“Diria que estas medidas vão ao encontro daquilo que são as nossas preocupações”, afirmou o presidente da CCIA, Marcos Couto, ouvido na comissão de Economia da Assembleia Regional, reunida em Ponta Delgada, a propósito da iniciativa da bancada do Chega para reduzir o peso do setor público empresarial regional.
O empresário disse concordar, de uma forma genérica, com a proposta do Chega, mas quando confrontado pelos deputados do parlamento açoriano sobre as entidades ou organismos a fundir ou extinguir, evitou responder com pormenor.
“Dificilmente poderia estar aqui a dizer que vamos extinguir estas ou aquelas, especificamente.

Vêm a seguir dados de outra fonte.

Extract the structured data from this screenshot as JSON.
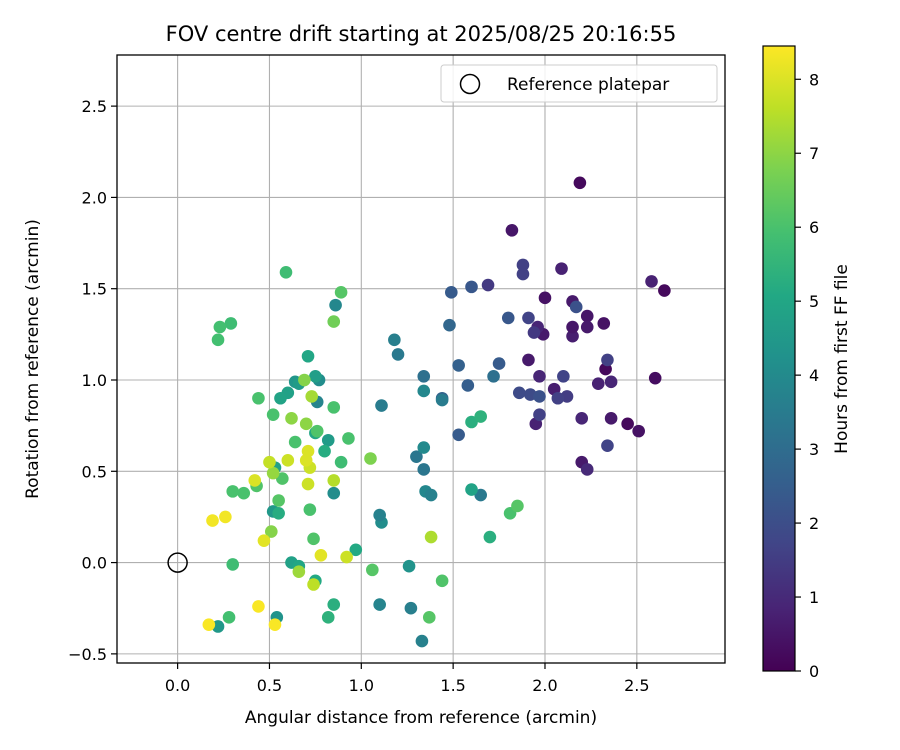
{
  "chart_data": {
    "type": "scatter",
    "title": "FOV centre drift starting at 2025/08/25 20:16:55",
    "xlabel": "Angular distance from reference (arcmin)",
    "ylabel": "Rotation from reference (arcmin)",
    "xlim": [
      -0.33,
      2.98
    ],
    "ylim": [
      -0.55,
      2.78
    ],
    "xticks": [
      "0.0",
      "0.5",
      "1.0",
      "1.5",
      "2.0",
      "2.5"
    ],
    "xtick_values": [
      0,
      0.5,
      1.0,
      1.5,
      2.0,
      2.5
    ],
    "yticks": [
      "−0.5",
      "0.0",
      "0.5",
      "1.0",
      "1.5",
      "2.0",
      "2.5"
    ],
    "ytick_values": [
      -0.5,
      0,
      0.5,
      1.0,
      1.5,
      2.0,
      2.5
    ],
    "grid": true,
    "legend": {
      "position": "top-right",
      "entries": [
        "Reference platepar"
      ]
    },
    "reference_point": {
      "x": 0,
      "y": 0,
      "label": "Reference platepar"
    },
    "colorbar": {
      "label": "Hours from first FF file",
      "min": 0,
      "max": 8.45,
      "colormap": "viridis",
      "ticks": [
        "0",
        "1",
        "2",
        "3",
        "4",
        "5",
        "6",
        "7",
        "8"
      ],
      "tick_values": [
        0,
        1,
        2,
        3,
        4,
        5,
        6,
        7,
        8
      ]
    },
    "point_fields": [
      "x",
      "y",
      "hours"
    ],
    "points": [
      [
        2.19,
        2.08,
        0.2
      ],
      [
        2.65,
        1.49,
        0.2
      ],
      [
        2.6,
        1.01,
        0.3
      ],
      [
        2.45,
        0.76,
        0.2
      ],
      [
        2.51,
        0.72,
        0.4
      ],
      [
        2.33,
        1.06,
        0.2
      ],
      [
        2.32,
        1.31,
        0.4
      ],
      [
        2.23,
        1.35,
        0.5
      ],
      [
        2.23,
        1.29,
        0.6
      ],
      [
        2.15,
        1.24,
        0.7
      ],
      [
        2.15,
        1.29,
        0.5
      ],
      [
        2.15,
        1.43,
        0.6
      ],
      [
        1.99,
        1.25,
        0.6
      ],
      [
        2.0,
        1.45,
        0.4
      ],
      [
        1.96,
        1.29,
        0.9
      ],
      [
        2.09,
        1.61,
        0.8
      ],
      [
        1.82,
        1.82,
        0.5
      ],
      [
        1.91,
        1.11,
        0.6
      ],
      [
        1.97,
        1.02,
        0.9
      ],
      [
        1.95,
        0.76,
        0.8
      ],
      [
        2.05,
        0.95,
        0.7
      ],
      [
        2.2,
        0.55,
        0.6
      ],
      [
        2.23,
        0.51,
        1.0
      ],
      [
        2.2,
        0.79,
        0.9
      ],
      [
        2.29,
        0.98,
        0.8
      ],
      [
        2.36,
        0.99,
        0.9
      ],
      [
        2.36,
        0.79,
        0.6
      ],
      [
        2.58,
        1.54,
        0.8
      ],
      [
        1.69,
        1.52,
        1.4
      ],
      [
        1.94,
        1.26,
        1.4
      ],
      [
        1.88,
        1.58,
        1.6
      ],
      [
        1.88,
        1.63,
        1.6
      ],
      [
        1.91,
        1.34,
        1.7
      ],
      [
        1.92,
        0.92,
        1.9
      ],
      [
        1.86,
        0.93,
        1.9
      ],
      [
        2.12,
        0.91,
        1.5
      ],
      [
        2.07,
        0.9,
        1.6
      ],
      [
        2.1,
        1.02,
        1.7
      ],
      [
        1.97,
        0.81,
        1.6
      ],
      [
        2.34,
        1.11,
        1.6
      ],
      [
        2.34,
        0.64,
        1.7
      ],
      [
        2.17,
        1.4,
        2.1
      ],
      [
        1.6,
        1.51,
        2.3
      ],
      [
        1.49,
        1.48,
        2.4
      ],
      [
        1.8,
        1.34,
        2.3
      ],
      [
        1.75,
        1.09,
        2.4
      ],
      [
        1.97,
        0.91,
        2.1
      ],
      [
        1.58,
        0.97,
        2.5
      ],
      [
        1.53,
        1.08,
        2.6
      ],
      [
        1.53,
        0.7,
        2.4
      ],
      [
        1.44,
        0.9,
        2.7
      ],
      [
        1.48,
        1.3,
        2.8
      ],
      [
        1.72,
        1.02,
        3.1
      ],
      [
        1.65,
        0.37,
        3.4
      ],
      [
        1.34,
        1.02,
        3.1
      ],
      [
        1.3,
        0.58,
        3.3
      ],
      [
        1.34,
        0.51,
        3.3
      ],
      [
        1.44,
        0.89,
        3.5
      ],
      [
        1.35,
        0.39,
        3.9
      ],
      [
        1.38,
        0.37,
        3.7
      ],
      [
        1.18,
        1.22,
        3.6
      ],
      [
        1.2,
        1.14,
        3.4
      ],
      [
        1.11,
        0.86,
        3.5
      ],
      [
        1.34,
        0.94,
        3.9
      ],
      [
        1.34,
        0.63,
        4.0
      ],
      [
        1.11,
        0.22,
        4.1
      ],
      [
        1.1,
        0.26,
        3.7
      ],
      [
        1.26,
        -0.02,
        4.3
      ],
      [
        1.27,
        -0.25,
        3.6
      ],
      [
        1.1,
        -0.23,
        3.8
      ],
      [
        1.33,
        -0.43,
        3.7
      ],
      [
        0.85,
        0.38,
        4.1
      ],
      [
        0.77,
        1.0,
        4.1
      ],
      [
        0.76,
        0.88,
        3.8
      ],
      [
        0.86,
        1.41,
        3.9
      ],
      [
        0.75,
        1.02,
        4.7
      ],
      [
        0.64,
        0.99,
        4.4
      ],
      [
        0.66,
        0.98,
        4.6
      ],
      [
        0.6,
        0.93,
        4.8
      ],
      [
        0.56,
        0.9,
        4.9
      ],
      [
        0.53,
        0.52,
        4.8
      ],
      [
        0.52,
        0.28,
        4.5
      ],
      [
        0.55,
        0.27,
        5.2
      ],
      [
        0.62,
        0.0,
        4.8
      ],
      [
        0.66,
        -0.02,
        5.0
      ],
      [
        0.75,
        -0.1,
        5.1
      ],
      [
        0.82,
        0.67,
        4.6
      ],
      [
        0.8,
        0.61,
        5.2
      ],
      [
        0.75,
        0.71,
        5.0
      ],
      [
        0.97,
        0.07,
        5.1
      ],
      [
        0.71,
        1.13,
        5.0
      ],
      [
        1.6,
        0.77,
        5.3
      ],
      [
        1.65,
        0.8,
        5.4
      ],
      [
        1.6,
        0.4,
        4.9
      ],
      [
        1.7,
        0.14,
        5.3
      ],
      [
        0.22,
        -0.35,
        4.5
      ],
      [
        0.54,
        -0.3,
        4.3
      ],
      [
        0.82,
        -0.3,
        5.4
      ],
      [
        0.85,
        -0.23,
        5.3
      ],
      [
        0.3,
        -0.01,
        5.8
      ],
      [
        0.28,
        -0.3,
        5.9
      ],
      [
        0.29,
        1.31,
        5.8
      ],
      [
        0.23,
        1.29,
        5.9
      ],
      [
        0.22,
        1.22,
        5.9
      ],
      [
        0.59,
        1.59,
        5.8
      ],
      [
        0.44,
        0.9,
        6.0
      ],
      [
        0.52,
        0.81,
        6.0
      ],
      [
        0.43,
        0.42,
        6.1
      ],
      [
        0.36,
        0.38,
        6.0
      ],
      [
        0.3,
        0.39,
        6.0
      ],
      [
        0.57,
        0.46,
        6.1
      ],
      [
        0.55,
        0.34,
        6.2
      ],
      [
        0.72,
        0.29,
        6.0
      ],
      [
        0.64,
        0.66,
        6.0
      ],
      [
        0.74,
        0.13,
        6.1
      ],
      [
        0.76,
        0.72,
        6.1
      ],
      [
        0.89,
        0.55,
        5.8
      ],
      [
        0.93,
        0.68,
        6.0
      ],
      [
        0.85,
        0.85,
        6.0
      ],
      [
        1.06,
        -0.04,
        6.2
      ],
      [
        1.44,
        -0.1,
        6.1
      ],
      [
        1.37,
        -0.3,
        6.2
      ],
      [
        1.81,
        0.27,
        6.0
      ],
      [
        1.85,
        0.31,
        6.2
      ],
      [
        0.89,
        1.48,
        6.2
      ],
      [
        0.85,
        1.32,
        6.6
      ],
      [
        0.69,
        1.0,
        6.9
      ],
      [
        0.62,
        0.79,
        7.0
      ],
      [
        0.7,
        0.76,
        7.0
      ],
      [
        0.73,
        0.91,
        7.3
      ],
      [
        1.05,
        0.57,
        6.8
      ],
      [
        0.51,
        0.17,
        6.9
      ],
      [
        0.52,
        0.49,
        7.1
      ],
      [
        0.66,
        -0.05,
        7.2
      ],
      [
        0.74,
        -0.12,
        7.6
      ],
      [
        1.38,
        0.14,
        7.4
      ],
      [
        0.85,
        0.45,
        7.5
      ],
      [
        0.72,
        0.52,
        7.8
      ],
      [
        0.71,
        0.43,
        7.8
      ],
      [
        0.92,
        0.03,
        7.8
      ],
      [
        0.6,
        0.56,
        7.8
      ],
      [
        0.5,
        0.55,
        7.7
      ],
      [
        0.7,
        0.56,
        8.0
      ],
      [
        0.71,
        0.61,
        8.0
      ],
      [
        0.42,
        0.45,
        8.0
      ],
      [
        0.47,
        0.12,
        8.1
      ],
      [
        0.78,
        0.04,
        8.1
      ],
      [
        0.26,
        0.25,
        8.3
      ],
      [
        0.19,
        0.23,
        8.3
      ],
      [
        0.17,
        -0.34,
        8.4
      ],
      [
        0.44,
        -0.24,
        8.4
      ],
      [
        0.53,
        -0.34,
        8.4
      ]
    ]
  }
}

Agora, provavelmente, muitas delas até poderiam ser privatizadas ou extintas”, admitiu.
Marcos Couto lembrou que “não cabe” à Câmara do Comércio e Indústria dos Açores fazer o “debate político” sobre a proposta do Chega, mas apenas avaliar o impacto financeiro da iniciativa legislativa, não apenas para o setor público, como também para o setor privado.
“O que à Câmara do Comércio e Indústria dos Açores cabe alertar é para o peso excessivo que o setor público empresarial tem nas contas da região”, advertiu.
O representante da associação empresarial açoriana considerou ainda que o próprio executivo açoriano (PSD/CDS-PP/ PPM) poderia substituir-se a muitas empresas, organismos ou institutos públicos regionais.
“Não seriam necessários tantos institutos e tantos observatórios porque, de um modo geral, a estrutura do Governo que já existe daria perfeitamente resposta a estas necessidades”, insistiu Marcos Couto.
Também o presidente da Federação Agrícola dos Açores (FAA), Jorge Rita, igualmente ouvido hoje na Comissão de Economia da Assembleia Regional, disse concordar com alguns pontos da proposta do Chega que está em discussão no parlamento.
“É facilmente reconhecido que tem havido um aumento dos custos com o setor público empresarial nos Açores, todos os anos”, admitiu o dirigente federativo, reconhecendo que a iniciativa do Chega “pode ajudar a atenuar” alguns desses custos acrescidos para os cofres da região.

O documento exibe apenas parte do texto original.